Updated Mar 22, 2026 • ~4 min read
Chapter 10: End of Week One
COLE
He found it happening on Saturday evening.
He was at the far end of the south pasture with a fence post that had listed three inches to the left after Thursday’s rain, and he was setting it straight, which was the kind of work that didn’t require thought and which he was therefore using to avoid thinking. He was good at this — the ranch offered a constant supply of physical work that was demanding enough to occupy the body and simple enough to leave the mind technically free, which was not always a feature.
He got the post set. He tamped the ground around it.
He straightened up to look at the light, which was doing the thing it did at six pm in late August — long and gold and coming in low from the west, turning the grass to something that looked like a photograph of grass rather than the actual thing.

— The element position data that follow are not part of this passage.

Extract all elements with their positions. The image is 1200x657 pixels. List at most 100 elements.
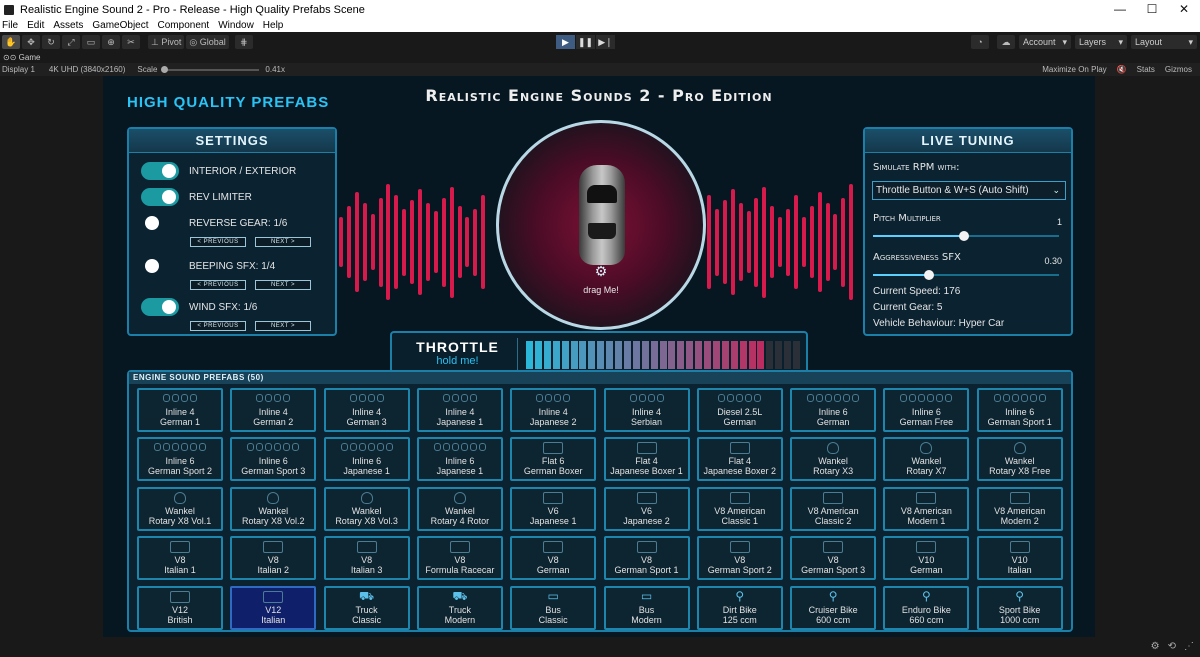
beeping-previous-button[interactable]: < PREVIOUS bbox=[190, 280, 246, 290]
engine-prefab-button[interactable]: V8 American Classic 1 bbox=[696, 486, 783, 531]
beeping-next-button[interactable]: NEXT > bbox=[255, 280, 311, 290]
engine-prefab-button[interactable]: ⛟ Truck Modern bbox=[416, 585, 503, 630]
menu-component[interactable]: Component bbox=[158, 20, 210, 31]
global-toggle[interactable]: ◎ Global bbox=[186, 35, 229, 49]
engine-prefab-button[interactable]: ▭ Bus Classic bbox=[510, 585, 597, 630]
step-button[interactable]: ▶❘ bbox=[596, 35, 615, 49]
engine-prefab-button[interactable]: Inline 6 German Sport 1 bbox=[976, 388, 1063, 432]
engine-prefab-button[interactable]: Inline 6 Japanese 1 bbox=[323, 437, 410, 482]
maximize-button[interactable]: ☐ bbox=[1136, 0, 1168, 19]
resolution-dropdown[interactable]: 4K UHD (3840x2160) bbox=[49, 65, 125, 74]
wind-next-button[interactable]: NEXT > bbox=[255, 321, 311, 331]
beeping-toggle[interactable] bbox=[141, 257, 179, 275]
engine-prefab-button[interactable]: Inline 4 German 2 bbox=[230, 388, 317, 432]
stats-toggle[interactable]: Stats bbox=[1137, 65, 1155, 74]
engine-prefab-button[interactable]: Inline 4 German 1 bbox=[137, 388, 223, 432]
reverse-gear-toggle[interactable] bbox=[141, 214, 179, 232]
engine-prefab-button[interactable]: Wankel Rotary X8 Free bbox=[976, 437, 1063, 482]
custom-tool-icon[interactable]: ✂ bbox=[122, 35, 140, 49]
debug-icon[interactable]: ⚙ bbox=[1151, 641, 1160, 652]
scale-slider-knob[interactable] bbox=[161, 65, 169, 73]
engine-prefab-button[interactable]: V6 Japanese 1 bbox=[510, 486, 597, 531]
gizmos-dropdown[interactable]: Gizmos bbox=[1165, 65, 1192, 74]
rev-limiter-toggle[interactable] bbox=[141, 188, 179, 206]
engine-prefab-button[interactable]: V8 American Modern 2 bbox=[976, 486, 1063, 531]
transform-tool-icon[interactable]: ⊕ bbox=[102, 35, 120, 49]
mute-audio-icon[interactable]: 🔇 bbox=[1117, 65, 1127, 74]
engine-prefab-button[interactable]: ⚲ Cruiser Bike 600 ccm bbox=[790, 585, 877, 630]
engine-prefab-button[interactable]: V8 German Sport 2 bbox=[696, 536, 783, 581]
engine-prefab-button[interactable]: Inline 6 German Sport 2 bbox=[137, 437, 223, 482]
engine-prefab-button[interactable]: ▭ Bus Modern bbox=[603, 585, 690, 630]
engine-prefab-button[interactable]: V8 German bbox=[510, 536, 597, 581]
cloud-icon[interactable]: ☁ bbox=[997, 35, 1015, 49]
engine-prefab-button[interactable]: ⛟ Truck Classic bbox=[323, 585, 410, 630]
engine-prefab-button[interactable]: ⚲ Dirt Bike 125 ccm bbox=[696, 585, 783, 630]
car-circle[interactable]: ⚙ drag Me! bbox=[496, 120, 706, 330]
engine-prefab-button[interactable]: V8 Italian 3 bbox=[323, 536, 410, 581]
reverse-previous-button[interactable]: < PREVIOUS bbox=[190, 237, 246, 247]
engine-prefab-button[interactable]: Flat 4 Japanese Boxer 2 bbox=[696, 437, 783, 482]
engine-prefab-button[interactable]: ⚲ Enduro Bike 660 ccm bbox=[883, 585, 970, 630]
game-tab[interactable]: ⊙⊙ Game bbox=[0, 52, 1200, 63]
throttle-button[interactable]: THROTTLE hold me! bbox=[398, 338, 518, 370]
reverse-next-button[interactable]: NEXT > bbox=[255, 237, 311, 247]
engine-prefab-button[interactable]: Inline 4 German 3 bbox=[323, 388, 410, 432]
engine-prefab-button[interactable]: V10 Italian bbox=[976, 536, 1063, 581]
engine-prefab-button[interactable]: V10 German bbox=[883, 536, 970, 581]
simulate-rpm-dropdown[interactable]: Throttle Button & W+S (Auto Shift) ⌄ bbox=[872, 181, 1066, 200]
engine-prefab-button[interactable]: V12 British bbox=[137, 585, 223, 630]
engine-prefab-button[interactable]: Inline 4 Serbian bbox=[603, 388, 690, 432]
engine-prefab-button[interactable]: V12 Italian bbox=[230, 585, 317, 630]
layout-dropdown[interactable]: Layout ▾ bbox=[1131, 35, 1197, 49]
menu-help[interactable]: Help bbox=[263, 20, 284, 31]
interior-exterior-toggle[interactable] bbox=[141, 162, 179, 180]
engine-prefab-button[interactable]: Inline 4 Japanese 2 bbox=[510, 388, 597, 432]
engine-prefab-button[interactable]: V8 American Modern 1 bbox=[883, 486, 970, 531]
wind-toggle[interactable] bbox=[141, 298, 179, 316]
engine-prefab-button[interactable]: Diesel 2.5L German bbox=[696, 388, 783, 432]
wind-previous-button[interactable]: < PREVIOUS bbox=[190, 321, 246, 331]
engine-prefab-button[interactable]: V8 German Sport 1 bbox=[603, 536, 690, 581]
hand-tool-icon[interactable]: ✋ bbox=[2, 35, 20, 49]
menu-assets[interactable]: Assets bbox=[53, 20, 83, 31]
engine-prefab-button[interactable]: V6 Japanese 2 bbox=[603, 486, 690, 531]
engine-prefab-button[interactable]: Flat 4 Japanese Boxer 1 bbox=[603, 437, 690, 482]
scale-tool-icon[interactable]: ⤢ bbox=[62, 35, 80, 49]
engine-prefab-button[interactable]: V8 Italian 1 bbox=[137, 536, 223, 581]
pitch-multiplier-slider[interactable] bbox=[873, 231, 1059, 241]
account-dropdown[interactable]: Account ▾ bbox=[1019, 35, 1071, 49]
grid-snap-icon[interactable]: ⋕ bbox=[234, 35, 253, 49]
pivot-toggle[interactable]: ⊥ Pivot bbox=[148, 35, 185, 49]
collab-icon[interactable]: ◔ bbox=[971, 35, 989, 49]
menu-gameobject[interactable]: GameObject bbox=[92, 20, 148, 31]
display-dropdown[interactable]: Display 1 bbox=[2, 65, 35, 74]
engine-prefab-button[interactable]: Inline 6 German bbox=[790, 388, 877, 432]
layers-dropdown[interactable]: Layers ▾ bbox=[1075, 35, 1127, 49]
engine-prefab-button[interactable]: Wankel Rotary X7 bbox=[883, 437, 970, 482]
engine-prefab-button[interactable]: Inline 6 German Free bbox=[883, 388, 970, 432]
rect-tool-icon[interactable]: ▭ bbox=[82, 35, 100, 49]
menu-file[interactable]: File bbox=[2, 20, 18, 31]
collab-status-icon[interactable]: ⟲ bbox=[1168, 641, 1176, 652]
engine-prefab-button[interactable]: V8 American Classic 2 bbox=[790, 486, 877, 531]
engine-prefab-button[interactable]: Flat 6 German Boxer bbox=[510, 437, 597, 482]
engine-prefab-button[interactable]: Wankel Rotary 4 Rotor bbox=[416, 486, 503, 531]
engine-prefab-button[interactable]: ⚲ Sport Bike 1000 ccm bbox=[976, 585, 1063, 630]
maximize-on-play-toggle[interactable]: Maximize On Play bbox=[1042, 65, 1106, 74]
engine-prefab-button[interactable]: Wankel Rotary X8 Vol.1 bbox=[137, 486, 223, 531]
close-button[interactable]: ✕ bbox=[1168, 0, 1200, 19]
minimize-button[interactable]: — bbox=[1104, 0, 1136, 19]
menu-window[interactable]: Window bbox=[218, 20, 254, 31]
engine-prefab-button[interactable]: Inline 6 Japanese 1 bbox=[416, 437, 503, 482]
sports-car-icon[interactable] bbox=[579, 165, 625, 265]
drag-handle-icon[interactable]: ⚙ bbox=[592, 263, 610, 281]
engine-prefab-button[interactable]: V8 German Sport 3 bbox=[790, 536, 877, 581]
engine-prefab-button[interactable]: Wankel Rotary X8 Vol.2 bbox=[230, 486, 317, 531]
aggressiveness-slider[interactable] bbox=[873, 270, 1059, 280]
engine-prefab-button[interactable]: Inline 4 Japanese 1 bbox=[416, 388, 503, 432]
play-button[interactable]: ▶ bbox=[556, 35, 575, 49]
engine-prefab-button[interactable]: Inline 6 German Sport 3 bbox=[230, 437, 317, 482]
rotate-tool-icon[interactable]: ↻ bbox=[42, 35, 60, 49]
engine-prefab-button[interactable]: Wankel Rotary X8 Vol.3 bbox=[323, 486, 410, 531]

Wren was at the gate of the south pasture, about two hundred yards away. She was in profile and didn’t know he was watching. She was writing in the notebook she always had, but she wasn’t looking at it — she was looking at the light on the grass, and writing, and looking again.
Ruby was beside her, sitting on the fence rail, talking.

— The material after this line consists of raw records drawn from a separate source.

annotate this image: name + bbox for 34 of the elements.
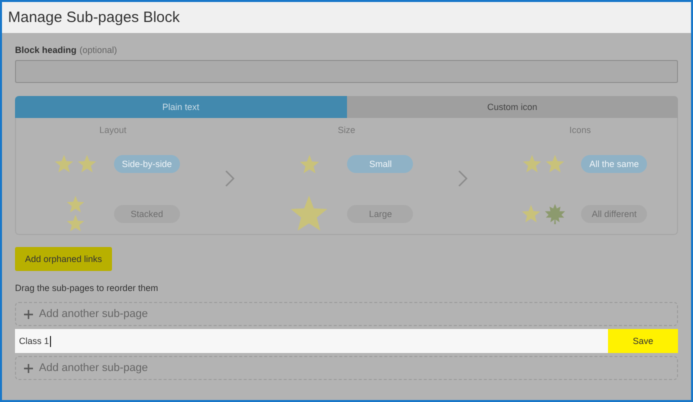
- star-icon: [520, 204, 541, 224]
- option-toggle[interactable]: Large: [347, 205, 414, 223]
- group-title: Layout: [99, 125, 126, 135]
- option-toggle[interactable]: All different: [581, 205, 648, 223]
- input-field[interactable]: Class 1: [15, 329, 608, 353]
- star-icon: [77, 154, 98, 174]
- add-sub-page-button[interactable]: Add another sub-page: [15, 356, 678, 380]
- option-toggle[interactable]: Small: [347, 155, 414, 173]
- star-icon: [298, 154, 320, 174]
- field-label: Block heading: [15, 45, 77, 55]
- star-icon: [54, 154, 74, 174]
- group-title: Size: [338, 125, 356, 135]
- field-hint: (optional): [80, 45, 118, 55]
- group-title: Icons: [569, 125, 591, 135]
- tab[interactable]: Custom icon: [346, 96, 678, 118]
- add-sub-page-button[interactable]: Add another sub-page: [15, 302, 678, 326]
- chevron-right-icon: [224, 170, 235, 187]
- option-toggle[interactable]: Stacked: [114, 205, 180, 223]
- tab[interactable]: Plain text: [15, 96, 346, 118]
- plus-icon: [24, 364, 33, 372]
- star-icon: [544, 154, 565, 174]
- star-icon: [522, 154, 542, 174]
- add-orphaned-links-button[interactable]: Add orphaned links: [15, 247, 112, 271]
- input-field[interactable]: [15, 60, 678, 83]
- plus-icon: [24, 310, 33, 318]
- leaf-icon: [544, 203, 566, 225]
- option-toggle[interactable]: All the same: [581, 155, 648, 173]
- chevron-right-icon: [458, 170, 468, 187]
- save-button[interactable]: Save: [608, 329, 678, 353]
- option-toggle[interactable]: Side-by-side: [114, 155, 180, 173]
- window-title: Manage Sub-pages Block: [8, 9, 180, 26]
- star-icon: [66, 214, 86, 233]
- instruction-text: Drag the sub-pages to reorder them: [15, 283, 160, 293]
- star-icon: [66, 195, 86, 214]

He watched them without intending to. Ruby was gesturing at something in the distance — probably explaining the pasture’s layout, which she had memorized the same way she’d memorized everything about the ranch, with the particular completeness of a child who had only ever known one home. Wren was listening and writing and asking questions that made Ruby gesture again.

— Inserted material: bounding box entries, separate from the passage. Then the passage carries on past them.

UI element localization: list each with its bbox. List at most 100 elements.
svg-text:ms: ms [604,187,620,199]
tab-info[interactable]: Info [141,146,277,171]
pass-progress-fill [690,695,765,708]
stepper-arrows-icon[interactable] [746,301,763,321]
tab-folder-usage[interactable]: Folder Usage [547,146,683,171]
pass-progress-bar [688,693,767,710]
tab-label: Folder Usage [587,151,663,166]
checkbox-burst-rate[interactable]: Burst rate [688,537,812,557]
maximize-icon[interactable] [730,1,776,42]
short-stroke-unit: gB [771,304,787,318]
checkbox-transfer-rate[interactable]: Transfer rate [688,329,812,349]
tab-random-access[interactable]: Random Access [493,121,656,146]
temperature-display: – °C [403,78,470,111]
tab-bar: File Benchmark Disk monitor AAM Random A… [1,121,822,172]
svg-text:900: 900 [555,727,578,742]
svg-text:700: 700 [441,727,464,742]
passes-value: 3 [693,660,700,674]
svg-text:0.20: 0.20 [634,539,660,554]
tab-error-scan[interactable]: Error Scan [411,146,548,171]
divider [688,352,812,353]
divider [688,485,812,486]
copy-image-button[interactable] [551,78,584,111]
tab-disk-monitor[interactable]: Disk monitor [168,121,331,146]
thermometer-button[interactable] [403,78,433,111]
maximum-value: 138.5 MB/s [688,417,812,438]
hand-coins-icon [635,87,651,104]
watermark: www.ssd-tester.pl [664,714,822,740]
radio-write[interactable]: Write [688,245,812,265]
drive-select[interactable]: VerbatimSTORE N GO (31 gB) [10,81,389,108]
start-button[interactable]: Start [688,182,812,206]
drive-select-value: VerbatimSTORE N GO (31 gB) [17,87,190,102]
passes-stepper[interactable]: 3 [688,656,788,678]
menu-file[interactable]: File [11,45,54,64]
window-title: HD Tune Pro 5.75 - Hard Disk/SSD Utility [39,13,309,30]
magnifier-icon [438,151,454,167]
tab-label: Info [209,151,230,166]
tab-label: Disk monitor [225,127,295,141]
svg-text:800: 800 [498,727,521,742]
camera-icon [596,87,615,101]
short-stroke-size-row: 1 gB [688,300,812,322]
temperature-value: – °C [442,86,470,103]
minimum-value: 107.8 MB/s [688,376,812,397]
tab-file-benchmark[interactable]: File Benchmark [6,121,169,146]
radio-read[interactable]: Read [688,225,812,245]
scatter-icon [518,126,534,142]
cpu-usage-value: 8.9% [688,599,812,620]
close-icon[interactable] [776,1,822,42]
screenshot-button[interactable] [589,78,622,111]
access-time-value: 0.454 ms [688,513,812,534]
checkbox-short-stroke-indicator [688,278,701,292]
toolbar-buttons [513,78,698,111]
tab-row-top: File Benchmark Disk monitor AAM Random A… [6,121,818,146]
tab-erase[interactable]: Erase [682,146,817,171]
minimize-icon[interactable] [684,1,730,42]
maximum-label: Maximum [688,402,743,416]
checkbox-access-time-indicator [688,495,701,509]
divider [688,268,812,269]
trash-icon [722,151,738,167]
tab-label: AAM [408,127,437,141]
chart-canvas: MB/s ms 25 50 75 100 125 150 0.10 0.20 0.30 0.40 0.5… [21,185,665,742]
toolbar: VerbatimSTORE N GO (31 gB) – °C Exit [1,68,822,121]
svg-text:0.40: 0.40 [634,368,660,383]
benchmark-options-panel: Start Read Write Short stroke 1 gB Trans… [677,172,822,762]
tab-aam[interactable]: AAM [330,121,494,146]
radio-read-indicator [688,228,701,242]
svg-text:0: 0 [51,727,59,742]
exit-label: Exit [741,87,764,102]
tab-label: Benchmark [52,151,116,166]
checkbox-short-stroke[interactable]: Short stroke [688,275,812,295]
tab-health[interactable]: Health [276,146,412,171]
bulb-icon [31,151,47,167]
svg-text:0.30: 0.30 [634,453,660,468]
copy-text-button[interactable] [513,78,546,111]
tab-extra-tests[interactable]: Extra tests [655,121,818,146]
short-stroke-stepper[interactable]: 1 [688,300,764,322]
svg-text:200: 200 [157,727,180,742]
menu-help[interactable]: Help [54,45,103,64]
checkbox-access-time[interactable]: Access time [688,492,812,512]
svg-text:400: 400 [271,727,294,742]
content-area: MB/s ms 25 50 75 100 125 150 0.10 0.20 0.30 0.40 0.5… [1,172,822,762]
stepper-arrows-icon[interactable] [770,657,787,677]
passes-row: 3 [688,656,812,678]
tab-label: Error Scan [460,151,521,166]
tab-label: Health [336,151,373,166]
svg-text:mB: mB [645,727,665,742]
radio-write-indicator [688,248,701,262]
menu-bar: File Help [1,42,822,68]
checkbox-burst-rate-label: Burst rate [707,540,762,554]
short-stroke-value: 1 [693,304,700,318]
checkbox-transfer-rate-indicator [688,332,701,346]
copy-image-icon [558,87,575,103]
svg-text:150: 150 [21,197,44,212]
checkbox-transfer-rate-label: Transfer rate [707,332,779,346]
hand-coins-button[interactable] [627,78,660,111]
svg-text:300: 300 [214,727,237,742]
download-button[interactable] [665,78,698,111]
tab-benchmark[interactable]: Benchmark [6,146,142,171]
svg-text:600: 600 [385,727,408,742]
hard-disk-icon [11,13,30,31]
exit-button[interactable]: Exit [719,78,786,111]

He watched his daughter with the travel writer from Chicago and felt the thing that he had been actively not feeling for a week.
He shut it down.
He was efficient about this. He had had some practice.
She was here for two more weeks. She was going back to Chicago. She lived out of a suitcase — five years of travel writing, a different place every month, the specific freedom of a person whose home was the work rather than any particular location. He knew this because Ruby had asked, directly, where Wren’s house was, and Wren had said: Chicago, for now. *For now.* The language of someone who had not fully committed to the coordinates.
He had committed fully to his coordinates. He had committed so fully that he had turned down an offer on the back forty rather than lose the grazing rights, had stayed through a drought and the divorce and the six months of not knowing why he was staying, had been here every morning at four-thirty for four years since he took over from his father.
He was not the kind of person who wanted someone who lived for the next story.
He was also, he acknowledged, standing in a field watching her watch the light with an expression he was not going to catalogue.
He picked up the post-hole digger and walked back toward the barn.
At supper, Ruby talked about the school project and the photographs and the things she had explained to Wren about the south pasture. June listened with the specific expression of a woman who was watching something develop and had strong opinions about it that she was temporarily not sharing.
Wren was quiet at supper. Not the contained quiet of day one — she’d lost that particular kind of composure over the week, had become something easier, less managed. She ate everything June put in front of her and asked Ruby follow-up questions about the school project and avoided looking at him with the specific energy of someone who was also avoiding something.
He filed this.
After supper he went to the office and opened the land agent’s email and read the buyer’s latest inquiry on the back section and wrote back a holding response that wasn’t a yes or a no, which was what he’d been writing for eight weeks.
He thought about what she’d said on the porch: *the piece that holds the rest together.*
He closed the email.
He looked at the dark window.
He thought: two more weeks.
He thought: she’s going to go back to Chicago and write her article and that’s the arrangement, which was agreed to by both parties.
He thought: Ruby is going to be difficult about this when the three weeks are up.
He thought about Ruby at the fence rail, gesturing at the light.
He thought: I am also going to be difficult about this.
He did not write this in any record. He thought it once and then went to bed.